A further $5,300 billion of investment is needed to stabilise the concentration of CO2 in the atmosphere below dangerous levels, according to a study by Bloomberg New Energy Finance, an energy consultancy. EurActiv’s partner Journal de l’Environnement reports.
Many observers have suspected all along that the “low-carbon” investments pledged by the international community would not be enough to achieve the objective of the Paris Agreement, to stabilise global warming at two degrees above pre-industrial times by the end of the century. Now their doubts have been confirmed.
In its annual energy outlook published on Monday (13 June), Bloomberg New Energy Finance (BNEF) painted a portrait of the global energy system up to 2040. The study takes into account the promises contained in the Intended Nationally Determined Contributions (INDCs) presented by UN member states at the COP 21, as well as important trends like population growth and the expected slow-down of the Chinese economy.
Wind and solar the cheapest
For different reasons, BNEF believes the price of the major energy sources will drop significantly over the next three decades.
Coal and natural gas prices will fall by one third, while the cost of onshore wind will fall by 40% and photovoltaic by 60%. In many countries, according to BNEF, onshore wind and solar will become the cheapest sources of electricity.

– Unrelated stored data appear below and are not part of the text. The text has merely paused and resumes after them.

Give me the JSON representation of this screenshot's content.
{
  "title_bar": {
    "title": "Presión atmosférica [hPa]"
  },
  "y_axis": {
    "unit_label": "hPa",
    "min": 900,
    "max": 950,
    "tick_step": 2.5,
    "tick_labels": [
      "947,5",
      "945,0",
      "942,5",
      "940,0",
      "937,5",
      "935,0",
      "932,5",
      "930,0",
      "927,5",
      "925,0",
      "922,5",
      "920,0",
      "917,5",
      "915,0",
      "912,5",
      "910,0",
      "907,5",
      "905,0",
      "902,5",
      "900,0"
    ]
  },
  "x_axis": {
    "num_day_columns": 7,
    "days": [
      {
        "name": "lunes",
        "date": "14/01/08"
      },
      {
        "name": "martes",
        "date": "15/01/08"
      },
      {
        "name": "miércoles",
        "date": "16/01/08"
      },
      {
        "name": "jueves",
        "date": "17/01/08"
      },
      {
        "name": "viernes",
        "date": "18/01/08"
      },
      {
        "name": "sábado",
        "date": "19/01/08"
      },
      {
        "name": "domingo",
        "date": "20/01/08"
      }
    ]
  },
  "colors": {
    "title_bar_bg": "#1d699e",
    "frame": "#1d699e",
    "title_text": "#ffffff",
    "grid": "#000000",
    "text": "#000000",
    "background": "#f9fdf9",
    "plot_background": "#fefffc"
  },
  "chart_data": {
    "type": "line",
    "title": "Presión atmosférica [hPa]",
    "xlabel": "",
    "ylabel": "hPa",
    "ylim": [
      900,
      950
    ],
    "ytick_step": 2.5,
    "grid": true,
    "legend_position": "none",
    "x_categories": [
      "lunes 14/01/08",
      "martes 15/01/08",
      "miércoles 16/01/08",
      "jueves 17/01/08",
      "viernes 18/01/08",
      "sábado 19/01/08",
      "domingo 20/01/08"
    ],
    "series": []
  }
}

Green technologies could produce more than two thirds of all electricity in Europe by 2040, and 44% in the United States.
This should be encouraging news for investors and electricity providers, who will invest $7,800 billion in renewable energies by 2040, including $3,400 billion in solar and $3,100 billion in wind.
Progress indeed, but BNEF warns that it will not be enough to cut the energy sector’s greenhouse gas emissions by the amount needed to stabilise the concentration of CO2 in the atmosphere at 450 parts per million (ppm). This is the level which scientists believe will lead to catastrophic and irreversible climate change.
The current concentration of CO2 in the Earth’s atmosphere is around 400 ppm.
Coal is not dead
To reduce their carbon footprint to the necessary levels, energy providers must invest a further $5,300 billion in low-carbon or carbon neutral energy sources, the report said. They must also put a complete stop to the use of the most polluting energy sources.
Yet for the consultancy, it seems unlikely that the big emerging countries, notably India, would willingly part with coal. The only solution currently tabled by New Delhi to meet its rising demand for energy, which is set to quadruple over the next 30 years, is to invest more than $2,000 billion in the most polluting fossil fuel.
But in China things are changing. The slow-down in economic growth, combined with Beijing’s new five-year plan, should drastically reduce the country’s reliance on coal.
Based on estimates it made last year, BNEF predicts that China’s coal-fired power stations will produce less than 1,000 terrawatts per year by 2040. This is equivalent to two years’ energy production by all the power stations in France.